What’s happening in Sri Lanka?
It is illegal to be gay in Sri Lanka.
The history of criminalisation of homosexuality in Sri Lanka is a hangover from the colonial era. The British Empire established a foothold on Sri Lanka in 1796, completing the invasion in 1815 when it took full control of the island. The British controlled Sri Lanka until 1948, when Independence was declared.
The criminal law of Sri Lanka prohibits anyone from engaging in ‘gross indecency’, however exactly what constitutes gross indecency is not defined.

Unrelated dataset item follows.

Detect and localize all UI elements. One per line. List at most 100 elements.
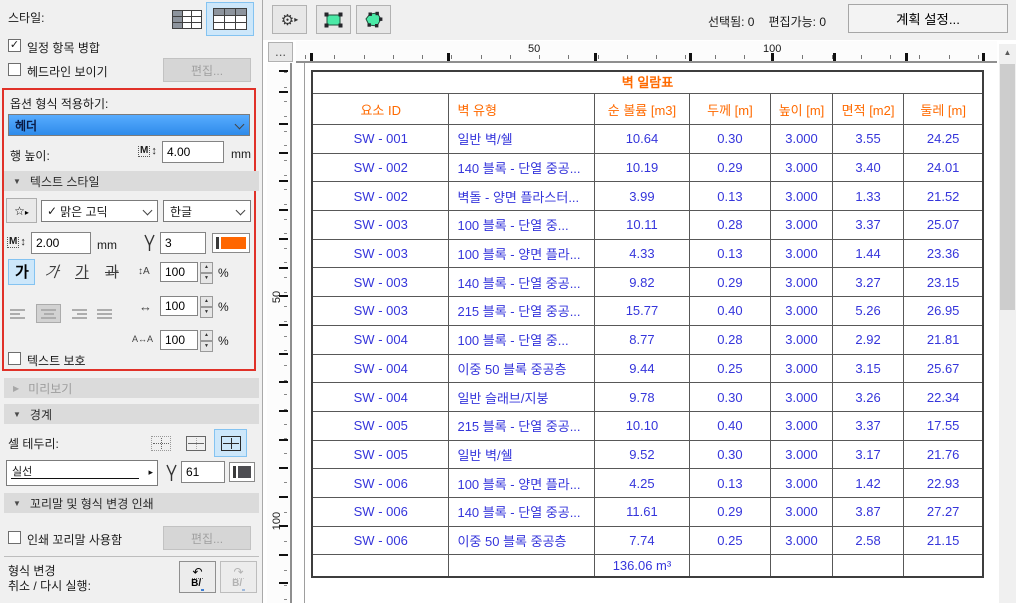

In 2013, Equal Ground – an LGBTQ advocacy group in Sri Lanka – produced a report for submission to the Human Rights Committee in Geneva. In that report they claimed that the gross indecency provisions of the Sri Lankan penal code were used to specifically target same-sex intercourse between men. Equal Ground also claimed that LGBTQ people in Sri Lanka are subjected to arbitrary arrest and detention, as well as abuse and violence at the hands of the police.
According to Equal Ground, while arrests under the gross indecency provisions don’t result in convictions or penalties, arrests result in bribery, blackmail, extortion, violence, or coerced sexual favours.
In November 2017, the Deputy Solicitor General stated that the government would move to decriminalise same-sex sexual activity. The law has also been declared unenforceable by the Supreme Court of Sri Lanka – this establishes a precedent in case law. However, there appears to be no appetite from the Sri Lankan government to reform the relevant legislation. LGBTQ people remain excluded from serving in the Sri Lankan military and there is no legal recognition of same-sex relationships.
While the legal position remains unclear, the socially conservative nature of Sri Lankan society contributes to creating an environment in which LGBTQ people remain particularly vulnerable.